What is Vicodin?
Acetaminophen and hydrocodone are both present in Vicodin. A common opioid painkiller is hydrocodone. A narcotic is another name for an opioid. Hydrocodone’s effects are enhanced with acetaminophen, a less effective painkiller.
Tablets of Vicodin are used to treat mild to moderately severe pain.
Other uses for Vicodin that aren’t covered in this pharmaceutical guide are possible.
Breathing can be slowed or stopped by hydrocodone. Never take this medication in bigger or longer amounts than recommended. Even in low doses, narcotic painkillers have the potential to develop a dependence. Never give Vicodin to someone else, particularly if they have a history of drug abuse or addiction. The drug should be kept out of the reach of others.
If you have taken an MAO inhibitor during the previous 14 days, such as phenelzine, isocarboxazid, linezolid, methylene blue injection, rasagiline, selegiline, or tranylcypromine, you should avoid using Vicodin.
Vicodin shouldn’t be taken in excess of what is advised. Acetaminophen overdoses might harm your liver or result in death. If you have nausea, upper stomach pain, itching, loss of appetite, dark urine, clay-colored feces, or jaundice, call your doctor right once (yellowing of your skin or eyes)
If you have skin redness or a rash that spreads and results in blistering and peeling, stop taking Vicodin and contact your doctor right once.
Earlier than using this medication
If you have recently used alcohol, sedatives, tranquilizers, or other narcotic medications, or if you are allergic to acetaminophen (Tylenol) or hydrocodone, you should avoid using Vicodin.
If you have used an MAO inhibitor within the last 14 days, avoid using this medication. There may be a harmful medication interaction. Isocarboxazid, linezolid, phenelzine, rasagiline, selegiline, and tranylcypromine are examples of MAO inhibitors.
A dangerous disease known as serotonin syndrome can be brought on by certain medications and hydrocodone interaction. If you also take medication for Parkinson’s disease, depression, mental illness, migraines, severe infections, or to avoid nausea and vomiting, let your doctor know. Before changing the way or time you take your drugs, consult your doctor.

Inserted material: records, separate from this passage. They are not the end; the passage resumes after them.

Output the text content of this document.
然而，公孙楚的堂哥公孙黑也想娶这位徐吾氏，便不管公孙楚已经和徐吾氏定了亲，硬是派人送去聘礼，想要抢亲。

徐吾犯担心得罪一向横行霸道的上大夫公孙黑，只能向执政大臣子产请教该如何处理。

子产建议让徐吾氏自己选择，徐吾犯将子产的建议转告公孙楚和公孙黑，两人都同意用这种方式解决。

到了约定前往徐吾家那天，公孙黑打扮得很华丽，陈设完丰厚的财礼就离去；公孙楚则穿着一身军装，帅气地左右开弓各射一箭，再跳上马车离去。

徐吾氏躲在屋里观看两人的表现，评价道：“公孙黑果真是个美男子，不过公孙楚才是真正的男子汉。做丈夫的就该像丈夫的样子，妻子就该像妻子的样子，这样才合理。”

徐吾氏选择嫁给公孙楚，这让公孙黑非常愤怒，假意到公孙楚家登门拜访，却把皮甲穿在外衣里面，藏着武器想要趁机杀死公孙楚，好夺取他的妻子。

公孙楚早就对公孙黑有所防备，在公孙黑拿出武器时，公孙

Vicodin shouldn’t be taken if you have:
- severe respiratory difficulties or asthma; or
- An obstruction in your intestines or stomach.
Inform your doctor of any of the following to ensure Vicodin is safe for you:
- Respiratory issues, sleep apnea (when breathing is interrupted while sleeping);
- liver illness
- A dependency on drugs or alcohol;
- Renal illness;
- A concussion or convulsions;
- Issues with urinating; or
- Issues with your pancreas, gallbladder, or thyroid.